I suppose a part of that is a result of “we” being mostly, me. When Cyndie was home for the weekend, a couple of weeks ago, we made some big progress. Since that time, things have slowed dramatically. Anyone who knows her, recognizes the dynamic of that. I do things at a lot slower a pace than she does.

I am impressing myself with a new level of effort to address things in a more immediate manner. In the past, I didn’t feel a need to fix things as soon as they were discovered. I am now making improvements on things that have lingered for so long, I accepted them as normal. Seems a bit dysfunctional, in hindsight.

You pick your battles.

It is driving me a little nuts, though, that for each improvement I complete, there are two more issues, a level down in visibility, that are suddenly revealed.

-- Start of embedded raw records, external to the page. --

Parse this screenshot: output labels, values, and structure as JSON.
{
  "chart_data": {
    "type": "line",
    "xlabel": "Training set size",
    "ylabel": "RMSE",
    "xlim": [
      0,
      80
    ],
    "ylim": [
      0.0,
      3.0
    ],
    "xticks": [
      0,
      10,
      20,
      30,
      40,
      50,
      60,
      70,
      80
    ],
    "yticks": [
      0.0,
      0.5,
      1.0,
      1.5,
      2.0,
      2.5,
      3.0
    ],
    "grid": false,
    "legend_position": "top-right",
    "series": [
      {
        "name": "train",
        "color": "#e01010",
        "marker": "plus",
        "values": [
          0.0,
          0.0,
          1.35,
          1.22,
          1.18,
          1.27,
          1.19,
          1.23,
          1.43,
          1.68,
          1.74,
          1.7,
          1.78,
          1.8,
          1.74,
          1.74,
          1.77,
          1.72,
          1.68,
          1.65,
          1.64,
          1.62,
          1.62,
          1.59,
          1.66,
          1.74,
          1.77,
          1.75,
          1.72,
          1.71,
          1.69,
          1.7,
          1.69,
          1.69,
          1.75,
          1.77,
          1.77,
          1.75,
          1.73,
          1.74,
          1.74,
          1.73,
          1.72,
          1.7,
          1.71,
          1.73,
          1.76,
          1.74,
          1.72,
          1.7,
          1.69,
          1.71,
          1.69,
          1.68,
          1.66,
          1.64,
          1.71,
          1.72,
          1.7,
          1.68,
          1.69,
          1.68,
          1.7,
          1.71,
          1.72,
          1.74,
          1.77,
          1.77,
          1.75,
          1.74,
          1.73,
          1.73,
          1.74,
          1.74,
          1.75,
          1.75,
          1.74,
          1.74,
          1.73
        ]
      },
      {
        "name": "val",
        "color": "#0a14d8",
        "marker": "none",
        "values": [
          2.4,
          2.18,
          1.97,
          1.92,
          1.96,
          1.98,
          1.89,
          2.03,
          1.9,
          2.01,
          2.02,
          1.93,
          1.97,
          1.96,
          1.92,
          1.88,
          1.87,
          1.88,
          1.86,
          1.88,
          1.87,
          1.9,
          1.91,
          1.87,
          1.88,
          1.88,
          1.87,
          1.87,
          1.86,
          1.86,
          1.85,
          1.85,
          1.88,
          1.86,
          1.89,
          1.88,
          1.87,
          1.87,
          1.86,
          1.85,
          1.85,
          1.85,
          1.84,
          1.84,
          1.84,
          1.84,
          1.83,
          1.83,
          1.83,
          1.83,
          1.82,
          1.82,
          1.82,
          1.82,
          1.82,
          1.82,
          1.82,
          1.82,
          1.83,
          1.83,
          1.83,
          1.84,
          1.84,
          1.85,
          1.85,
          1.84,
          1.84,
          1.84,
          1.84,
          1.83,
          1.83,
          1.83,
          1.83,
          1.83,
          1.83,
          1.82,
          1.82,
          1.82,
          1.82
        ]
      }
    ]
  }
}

Finally fixing the long-standing, nuisance issues, reminds me of the time we decided to sell the old brown Datsun B210 that Cyndie owned when we got married. I had struggled with the parking brake for the entire time we had that car. The day that I was doing the final clean up, to put the “For Sale” sign in the window, vacuuming up the birdseed under the seats from our wedding day, years prior, I decided to lay on the ground and look into that parking brake problem.

I ended up sliding myself completely under the car, in my quest to follow the cable and figure out how it was supposed to work. From the looks of it, it couldn’t work, the way the spring was attached. It seemed totally illogical. The spring should be pulling from the other side. I detached the spring, moved it around and hooked it where I thought it should be connected. It worked perfectly.

With minimal effort, mostly just getting down there and spending a few minutes looking into it, I got that parking brake working like new on the day we sold the car. It should have been an obvious lesson for me.

Apparently, I didn’t learn well enough. I’m experiencing the same lesson again, now with my home.